Article written by:
Sarah Evans, CPA
Rotation Staff

You’ve heard the discussion about how to adapt your workforce to the Millennial Generation more times than you can count. Millennials (born 1981-1995) have been in the workforce for over a decade now and the conversation has become outdated. While companies were (and still are) distracted about how to close the workforce gap between Generation X (born 1965-1981) and the Millennials, they have failed to acknowledge that Generation Z (born 1996-2010) is now starting to enter the workforce. Many people and companies associate all young professionals with the Millennial Generation; however, while similarities exist between the Millennials and Generation Z, there are prominent differences. According to AICPA, Generation Z will represent one-third of the U.S. population and one-fifth of the workforce by 2021. In order to prepare for the workforce of Generation Z, you must first understand who they are, their shaping experiences and what they value.

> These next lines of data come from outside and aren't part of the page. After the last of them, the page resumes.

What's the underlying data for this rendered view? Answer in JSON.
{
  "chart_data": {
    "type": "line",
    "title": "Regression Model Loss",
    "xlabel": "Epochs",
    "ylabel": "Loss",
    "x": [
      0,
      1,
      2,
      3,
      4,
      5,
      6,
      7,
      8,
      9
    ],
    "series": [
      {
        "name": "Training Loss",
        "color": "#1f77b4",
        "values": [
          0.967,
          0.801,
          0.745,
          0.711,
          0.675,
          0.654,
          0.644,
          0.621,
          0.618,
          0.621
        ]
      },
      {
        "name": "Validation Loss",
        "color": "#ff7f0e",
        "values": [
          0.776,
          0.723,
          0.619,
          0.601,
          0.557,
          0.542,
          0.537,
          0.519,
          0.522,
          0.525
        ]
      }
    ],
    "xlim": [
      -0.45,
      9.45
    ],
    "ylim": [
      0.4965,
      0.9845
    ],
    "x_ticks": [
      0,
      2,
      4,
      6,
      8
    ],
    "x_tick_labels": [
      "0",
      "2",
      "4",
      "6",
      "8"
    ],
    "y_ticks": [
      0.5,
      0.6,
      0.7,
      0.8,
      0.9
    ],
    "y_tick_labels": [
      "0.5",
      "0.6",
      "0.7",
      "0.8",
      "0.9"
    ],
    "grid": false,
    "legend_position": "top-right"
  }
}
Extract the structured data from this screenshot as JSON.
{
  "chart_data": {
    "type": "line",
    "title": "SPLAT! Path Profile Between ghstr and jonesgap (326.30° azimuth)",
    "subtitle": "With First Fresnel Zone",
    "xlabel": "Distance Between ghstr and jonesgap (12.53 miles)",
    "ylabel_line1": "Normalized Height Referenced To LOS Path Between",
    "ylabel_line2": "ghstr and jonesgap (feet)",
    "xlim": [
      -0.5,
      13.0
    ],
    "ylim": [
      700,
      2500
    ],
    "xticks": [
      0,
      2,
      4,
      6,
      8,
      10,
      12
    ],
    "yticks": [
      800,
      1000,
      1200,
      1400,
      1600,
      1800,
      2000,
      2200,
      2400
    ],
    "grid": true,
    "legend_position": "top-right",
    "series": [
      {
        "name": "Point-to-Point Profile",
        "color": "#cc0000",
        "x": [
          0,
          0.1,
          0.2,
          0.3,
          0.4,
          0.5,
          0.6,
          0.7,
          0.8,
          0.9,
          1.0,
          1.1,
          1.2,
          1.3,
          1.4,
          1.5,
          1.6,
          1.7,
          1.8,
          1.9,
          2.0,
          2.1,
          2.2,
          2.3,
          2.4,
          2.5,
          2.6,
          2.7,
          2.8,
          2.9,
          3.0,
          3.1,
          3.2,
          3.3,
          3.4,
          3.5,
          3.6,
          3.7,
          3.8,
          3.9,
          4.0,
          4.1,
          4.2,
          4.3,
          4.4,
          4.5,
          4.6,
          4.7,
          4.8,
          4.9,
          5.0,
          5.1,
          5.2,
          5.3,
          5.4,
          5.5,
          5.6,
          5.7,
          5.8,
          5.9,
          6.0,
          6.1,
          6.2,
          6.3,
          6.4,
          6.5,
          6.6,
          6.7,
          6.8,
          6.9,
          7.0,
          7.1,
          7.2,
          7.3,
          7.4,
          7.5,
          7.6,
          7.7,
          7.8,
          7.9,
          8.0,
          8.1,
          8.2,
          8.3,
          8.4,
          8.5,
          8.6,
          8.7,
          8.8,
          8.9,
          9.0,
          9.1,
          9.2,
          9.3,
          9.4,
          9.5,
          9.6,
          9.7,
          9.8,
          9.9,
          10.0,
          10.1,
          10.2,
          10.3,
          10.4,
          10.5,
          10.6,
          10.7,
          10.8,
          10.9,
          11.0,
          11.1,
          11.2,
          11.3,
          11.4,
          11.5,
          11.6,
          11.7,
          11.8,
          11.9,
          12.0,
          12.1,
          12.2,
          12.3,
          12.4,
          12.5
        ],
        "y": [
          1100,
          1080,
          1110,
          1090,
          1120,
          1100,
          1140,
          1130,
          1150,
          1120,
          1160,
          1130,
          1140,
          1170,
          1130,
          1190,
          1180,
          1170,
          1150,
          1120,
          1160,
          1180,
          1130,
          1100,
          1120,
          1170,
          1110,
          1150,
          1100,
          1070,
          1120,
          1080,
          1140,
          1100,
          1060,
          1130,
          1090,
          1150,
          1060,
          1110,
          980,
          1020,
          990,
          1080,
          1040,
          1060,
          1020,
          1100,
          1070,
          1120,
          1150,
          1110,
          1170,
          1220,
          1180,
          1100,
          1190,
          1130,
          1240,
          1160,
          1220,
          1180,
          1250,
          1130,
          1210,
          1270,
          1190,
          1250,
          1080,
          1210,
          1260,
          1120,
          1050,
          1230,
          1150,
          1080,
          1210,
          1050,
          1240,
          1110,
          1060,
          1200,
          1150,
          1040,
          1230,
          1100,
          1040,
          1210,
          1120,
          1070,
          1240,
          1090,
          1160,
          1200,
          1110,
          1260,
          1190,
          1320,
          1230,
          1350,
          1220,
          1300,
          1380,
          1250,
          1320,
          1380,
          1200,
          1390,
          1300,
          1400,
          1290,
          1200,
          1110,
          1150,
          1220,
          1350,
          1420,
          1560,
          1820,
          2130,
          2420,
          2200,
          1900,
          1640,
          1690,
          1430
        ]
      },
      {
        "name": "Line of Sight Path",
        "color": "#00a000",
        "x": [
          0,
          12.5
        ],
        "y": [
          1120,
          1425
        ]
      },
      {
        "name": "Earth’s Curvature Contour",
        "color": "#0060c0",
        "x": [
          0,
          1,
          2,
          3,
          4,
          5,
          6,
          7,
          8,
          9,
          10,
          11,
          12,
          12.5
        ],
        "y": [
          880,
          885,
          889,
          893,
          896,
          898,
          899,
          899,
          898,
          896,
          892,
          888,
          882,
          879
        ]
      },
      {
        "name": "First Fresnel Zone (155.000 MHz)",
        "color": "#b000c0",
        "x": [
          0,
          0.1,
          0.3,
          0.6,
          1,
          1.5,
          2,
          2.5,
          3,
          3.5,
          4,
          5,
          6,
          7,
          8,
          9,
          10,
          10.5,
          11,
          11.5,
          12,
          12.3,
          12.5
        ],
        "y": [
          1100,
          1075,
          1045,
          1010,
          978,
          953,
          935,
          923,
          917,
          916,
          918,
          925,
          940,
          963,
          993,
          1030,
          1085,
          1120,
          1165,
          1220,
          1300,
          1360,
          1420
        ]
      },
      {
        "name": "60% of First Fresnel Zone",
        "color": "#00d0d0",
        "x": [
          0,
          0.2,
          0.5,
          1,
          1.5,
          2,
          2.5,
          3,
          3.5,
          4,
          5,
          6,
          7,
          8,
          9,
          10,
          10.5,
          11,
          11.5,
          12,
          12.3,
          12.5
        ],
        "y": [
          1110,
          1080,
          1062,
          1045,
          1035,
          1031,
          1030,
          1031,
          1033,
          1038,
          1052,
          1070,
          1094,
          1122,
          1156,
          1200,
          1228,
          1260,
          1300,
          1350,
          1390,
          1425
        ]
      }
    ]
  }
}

Generation Z is those born between 1996 and 2010.  At the young age of 23, they are just graduating college and entering the workforce – shaping the future of companies and organizations. They are the children of Generation X and grew up in times that shaped our development more than other generations may understand. The older end of Generation Z’s first economic and world events consist of September 11th, the ensuing War on Terror, the Great Recession, the first African American President, along with the rise of social justice movements. However, what makes Generation Z stand out from their millennial counterparts is the fact that their development was rooted in technology, the internet and a more connected world.

Generation Z does not remember a world without high-speed internet, Google or smartphones heavily impacting the way they communicate and research. With all this power and connectivity at our fingertips on demand, their attention span tends to be shorter than previous generations. Growing up with these distractions have given them the ability to multitask and process information at a faster rate. Generation Z sees technology as a critical tool in the workforce, and employers who recognize that and invest in this catalyst will get the most out of this generation.

To help prepare for the newest generation in today’s workforce, it is important for companies and organizations to focus on three broad categories:

  1. Workplace demographics
  2. Professional development
  3. Technology

The times in which Generation Z grew up continue to influence their values. Due to the diverse social environment and continuing social justice momentum, Generation Z values diversity more than any generation before. They value worldly experience and want to work in an environment that teaches and challenges our thoughts and beliefs. With the world at their fingertips, they are more curious as they have the ability to research and obtain information whenever and wherever desired. However, with the increase in technology, they are more concerned with data security and privacy. Their fast pace mentality has resulted in our generation placing value in mentorships and direct communication, both of which allow them to plan ahead and be more aware of our future and job security. The Great Recession has impacted their concerns with job potential and has also resulted in a new generation of frugal spenders who would rather obtain experience than material items.

Generation Z is a goal-oriented generation that values the ability to grow both professionally and personally. They wish to work in an environment that challenges their thoughts and beliefs, but also understands their ability to work with technology. However, a company must first be aware that they also need the reassurance of data security. It is time for companies and organizations to prepare for Generation Z – the new generation that has the potential to change the business environment as we know it.